There was not a lot of 2e IMC afaicr - maybe [MENTION=326]Upper_Krust[/MENTION] can correct me, but I think we just used the 2e Bard class and the 2e monster XP numbers. Maybe the THAC0 tables. 1e Cavaliers normally cap at 3 attacks, but I took it up to 4, taking a leaf from BECMI.
 


S'mon

Legend
and that's before talking about non-standard PC races, like gold dragons. :)

I think that dragon PC lasted 1 or 2 35 minute lunchtime sessions before being killed by the Illithid abomination. :D

Gygax talks about monster PCs in the 1e DMG and there is a pic of a dragon PC fighting kobolds, so it wasn't totally out there. In 2e of course we had Council of Wyrms, with far more powerful dragon PCs.
 


So one more thing I forgot to mention while including my list about the dangers of extrapolating 1e to 5e is, perhaps, the most common; the fallibility of memory.

This is a side issue that often comes up when researching the history of the game; for example, when you're looking at original source documents from the 1970s and into the 1980s, you often deal with the issue that source material that contradict what people later describe to be the case. One easy example is the likely impact of Leonard Patt's game (based on Tolkein) on Chainmail. People forget, memories lie.

Heck, I know that from personal experience. I used to swear, up and down (pre-internet), that the first D&D module I played was B3 (The Lost City) with Zargon, and I know, I just know that I have memories of that.

But they weren't real. B3 was published in 1982, years after my first game. I had conflated the memory of my first game with playing B3, and I only realized that after I once looking up the date of publication and realized I was wrong.

I happen to recall a bit about 1e since that was my preferred ruleset until about, oh, three years ago. But the desire to bring aspects of play from the past on to 5e is not necessarily a desire to bring the actual past, but a desire to bring the remembered past, which may not always be the same thing.

Fallibility of memory indeed!! B3 was Palace of the Silver Princess, The Lost City was B4. :lol:
 


Ok, that link is insane and those players had way too much time on their hands or were way too generous with XP, etc., though I heard stories of those types of teenage gaming groups that handed out XP like candy on Halloween.
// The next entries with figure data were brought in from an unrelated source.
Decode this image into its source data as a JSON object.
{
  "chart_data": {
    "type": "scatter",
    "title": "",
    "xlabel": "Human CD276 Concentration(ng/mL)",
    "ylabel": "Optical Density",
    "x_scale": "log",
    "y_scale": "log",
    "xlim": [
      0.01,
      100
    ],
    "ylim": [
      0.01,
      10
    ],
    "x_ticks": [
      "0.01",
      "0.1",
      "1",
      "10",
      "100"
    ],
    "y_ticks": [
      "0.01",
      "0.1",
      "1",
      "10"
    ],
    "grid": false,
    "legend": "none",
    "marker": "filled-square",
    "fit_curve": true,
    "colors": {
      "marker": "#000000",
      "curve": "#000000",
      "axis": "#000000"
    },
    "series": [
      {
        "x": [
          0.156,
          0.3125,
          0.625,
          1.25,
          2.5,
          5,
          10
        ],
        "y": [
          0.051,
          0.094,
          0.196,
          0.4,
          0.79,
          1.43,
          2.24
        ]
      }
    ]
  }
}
But in all my years of playing 1E/2E, no party ever went past the low teens for level, and that was in campaigns that lasted years and were played weekly. I also think all those games used some or most of the 1E Unearthed Arcana without breaking anything. I also remember one campaign used a mixture of 1E and 2e because of the timing of the release of 2E, but campaigns after that one set aside the 1E books and used purely 2E only. I also never played in a campaign or with a group that was running the old Basic boxed sets, or who mixed any of the Basic stuff in with 1E, unless any of the houserules came from there and I did not know it.